Families are thinly fed

According to a new Bankrate.com survey of more than 2,400 adults, nearly a third of families said back-to-school shopping will strain their budgets, with middle-income households feeling the hardest hit.

More than a third, or 37%, of parents with school-age children said inflation means they can’t afford back-to-school groceries, and nearly half said they would take on debt for their children, according to another Study of Credit Karma found.

Bankrate also found that 41% of consumers will change the way they shop for the coming school year, with most looking for strategies to save money.

How to save money when shopping at school

Typically, only buy what you need when you need it, advised Julie Ramhold, a consumer analyst at DealNews.com.

Students may need to start the school year with notebooks, folders, paper, pens and pencils, but other purchases, like a new backpack or lunch box, may be put off until they go on sale.

Unless you need a new laptop or headphones right away, Ramhold recommends waiting until Labor Day or even Black Friday, when electronics discounts are bigger.

These expenses are taking a heavy financial toll on American families.

Ted Rossman

Senior Industry Analyst at Bankrate

A price tracking browser extension like CamelCamelCamel or Keepa can help you keep track of price changes and alert you when the price drops.

In addition to shopping at the best price, taking advantage of sales tax holidays, credit card rewards or cash back bonuses, said Beverly Harzog, a consumer finance analyst at US News & World Report.

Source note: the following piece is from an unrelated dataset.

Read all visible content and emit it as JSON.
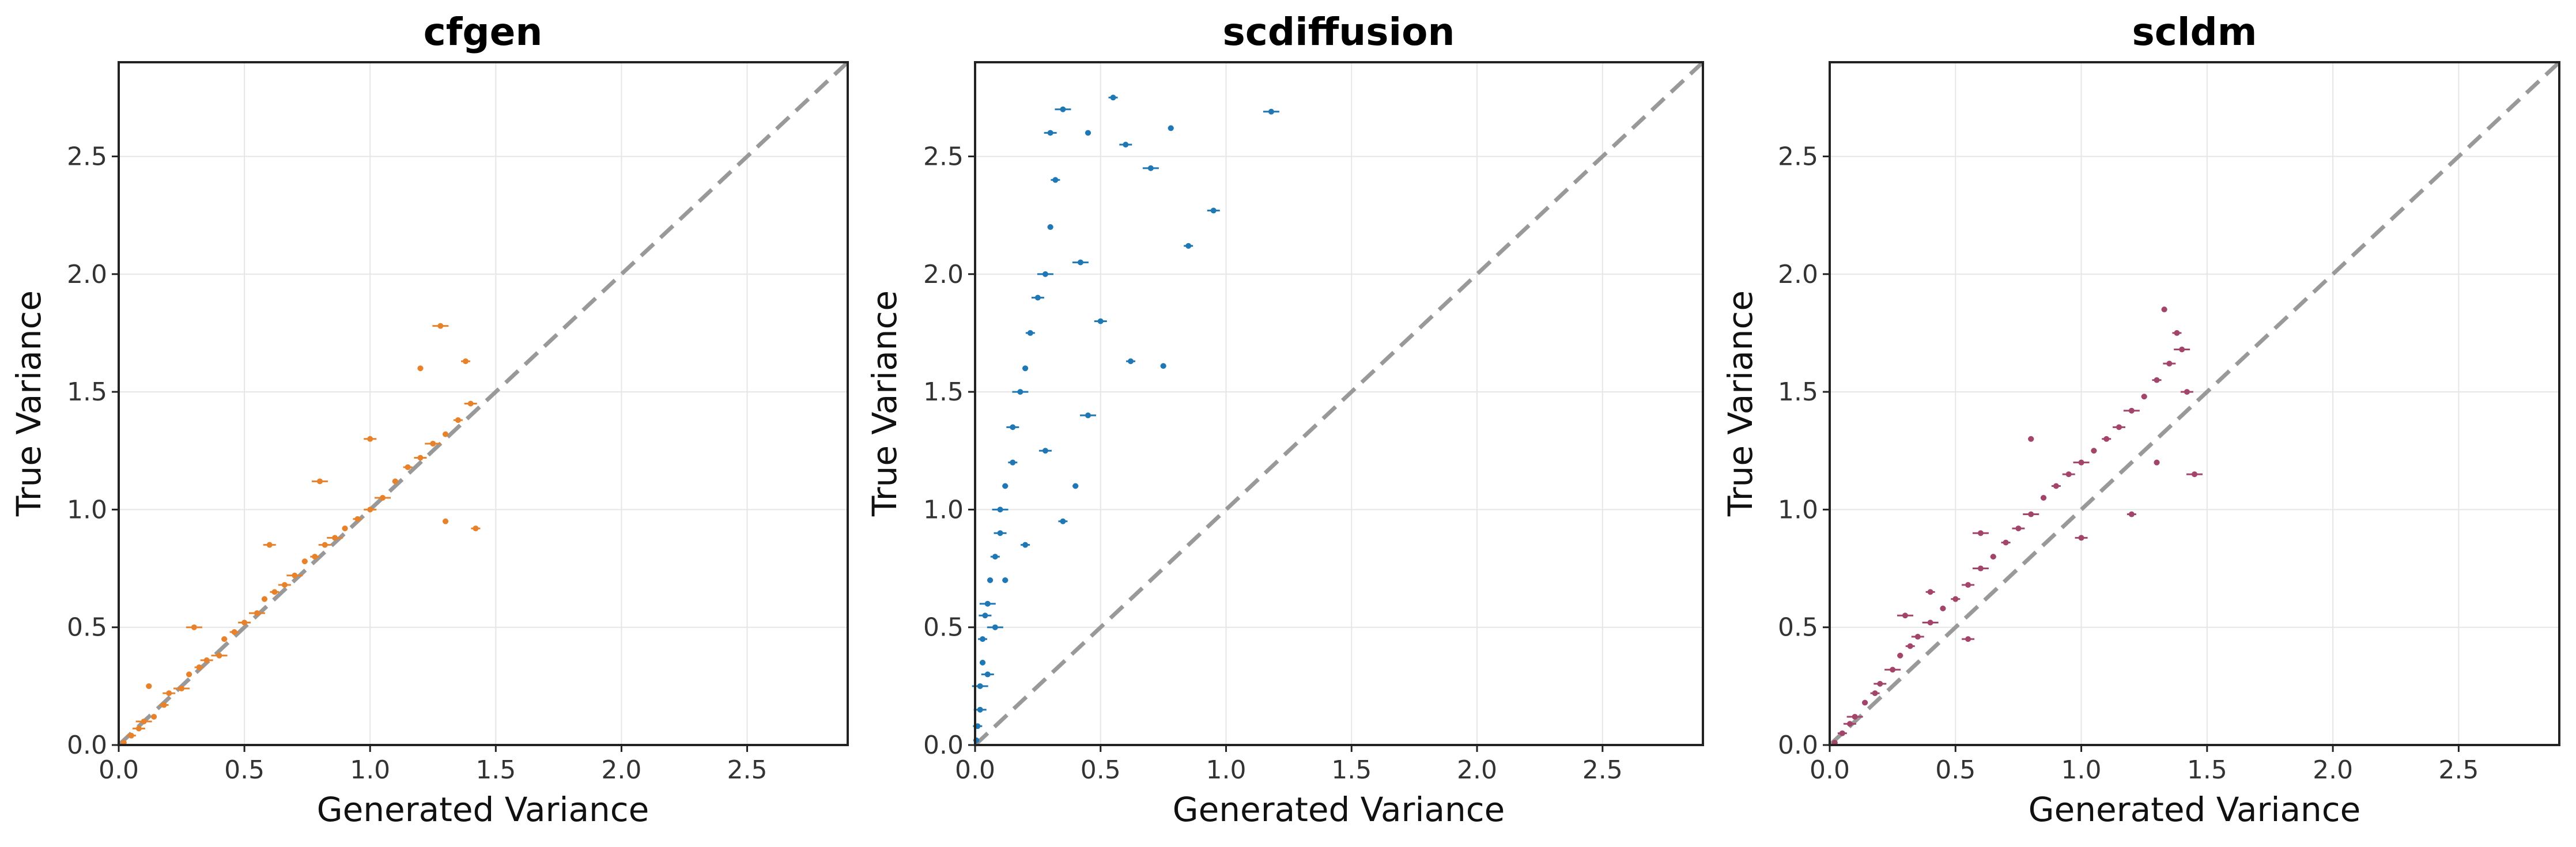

If eligible, Harzog also recommends applying for a new card with a sign-up bonus or offering a 0% introductory interest rate for 12 to 21 months and then paying it off interest-free over the course of the year.

“It’s a better win if you use a bit of strategy,” she said.

Then use a cash back site like CouponCabin.com to earn money back on online purchases, including school supplies from Target, Walmart, and Macy’s.

Rossman recommends stacking discounts, such as combining credit card rewards with shopping coupons and online shopping portals. “That’s three ways to save on the same purchase.”